Die Belebung am europäischen Markt für Börsengänge in den kommenden Wochen geht Experten zufolge in diesem Jahr an London vorbei. Profitieren dürften dagegen Frankfurt und Zürich, sagten mehrere Berater. So hätten Deutschland und die Schweiz mehrere hochkarätige Börsenkandidaten im Angebot, welche den Markt in Schwung bringen könnten.
«Diese Börsenplätze haben das Potenzial, zu Wegbereitern für Europa zu werden», sagte Markus Meier, Leiter Equity Capital Markets für Deutschland bei der Bank of America. London gerät dagegen ins Hintertreffen. Trotz der jüngsten Reformen steuert der Markt für Börsengänge in der britischen Hauptstadt nach Daten des Börsenbetreibers auf sein bislang schlechtestes Jahr zu.

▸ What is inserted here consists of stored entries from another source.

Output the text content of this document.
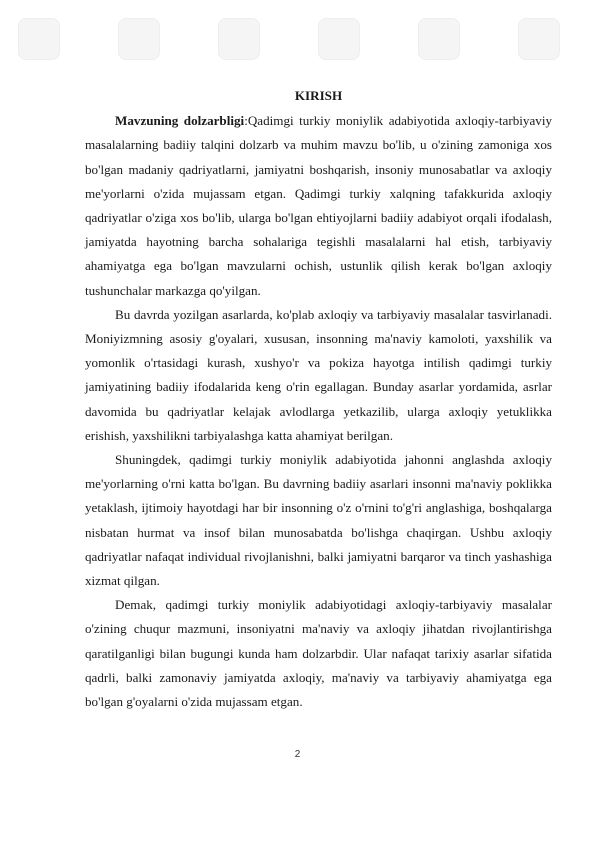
KIRISH

Mavzuning dolzarbligi:Qadimgi turkiy moniylik adabiyotida axloqiy-tarbiyaviy masalalarning badiiy talqini dolzarb va muhim mavzu bo'lib, u o'zining zamoniga xos bo'lgan madaniy qadriyatlarni, jamiyatni boshqarish, insoniy munosabatlar va axloqiy me'yorlarni o'zida mujassam etgan. Qadimgi turkiy xalqning tafakkurida axloqiy qadriyatlar o'ziga xos bo'lib, ularga bo'lgan ehtiyojlarni badiiy adabiyot orqali ifodalash, jamiyatda hayotning barcha sohalariga tegishli masalalarni hal etish, tarbiyaviy ahamiyatga ega bo'lgan mavzularni ochish, ustunlik qilish kerak bo'lgan axloqiy tushunchalar markazga qo'yilgan.

Bu davrda yozilgan asarlarda, ko'plab axloqiy va tarbiyaviy masalalar tasvirlanadi. Moniyizmning asosiy g'oyalari, xususan, insonning ma'naviy kamoloti, yaxshilik va yomonlik o'rtasidagi kurash, xushyo'r va pokiza hayotga intilish qadimgi turkiy jamiyatining badiiy ifodalarida keng o'rin egallagan. Bunday asarlar yordamida, asrlar davomida bu qadriyatlar kelajak avlodlarga yetkazilib, ularga axloqiy yetuklikka erishish, yaxshilikni tarbiyalashga katta ahamiyat berilgan.

Shuningdek, qadimgi turkiy moniylik adabiyotida jahonni anglashda axloqiy me'yorlarning o'rni katta bo'lgan. Bu davrning badiiy asarlari insonni ma'naviy poklikka yetaklash, ijtimoiy hayotdagi har bir insonning o'z o'rnini to'g'ri anglashiga, boshqalarga nisbatan hurmat va insof bilan munosabatda bo'lishga chaqirgan. Ushbu axloqiy qadriyatlar nafaqat individual rivojlanishni, balki jamiyatni barqaror va tinch yashashiga xizmat qilgan.

Demak, qadimgi turkiy moniylik adabiyotidagi axloqiy-tarbiyaviy masalalar o'zining chuqur mazmuni, insoniyatni ma'naviy va axloqiy jihatdan rivojlantirishga qaratilganligi bilan bugungi kunda ham dolzarbdir. Ular nafaqat tarixiy asarlar sifatida qadrli, balki zamonaviy jamiyatda axloqiy, ma'naviy va tarbiyaviy ahamiyatga ega bo'lgan g'oyalarni o'zida mujassam etgan.

2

«Die Pipeline ist sehr deutschlandzentriert», sagte Philipp Suess, Leiter der Aktienkapitalmärkte für Deutschland und Österreich bei Goldman Sachs. In Frankfurt stehen gleich mehrere grosse Unternehmen auf der Liste. So erwägt der Prothesen-Hersteller Ottobock einen Börsengang. Ein weiterer Kandidat ist die Forschungs- und Technologieeinheit der Deutschen Börse, ISS Stoxx.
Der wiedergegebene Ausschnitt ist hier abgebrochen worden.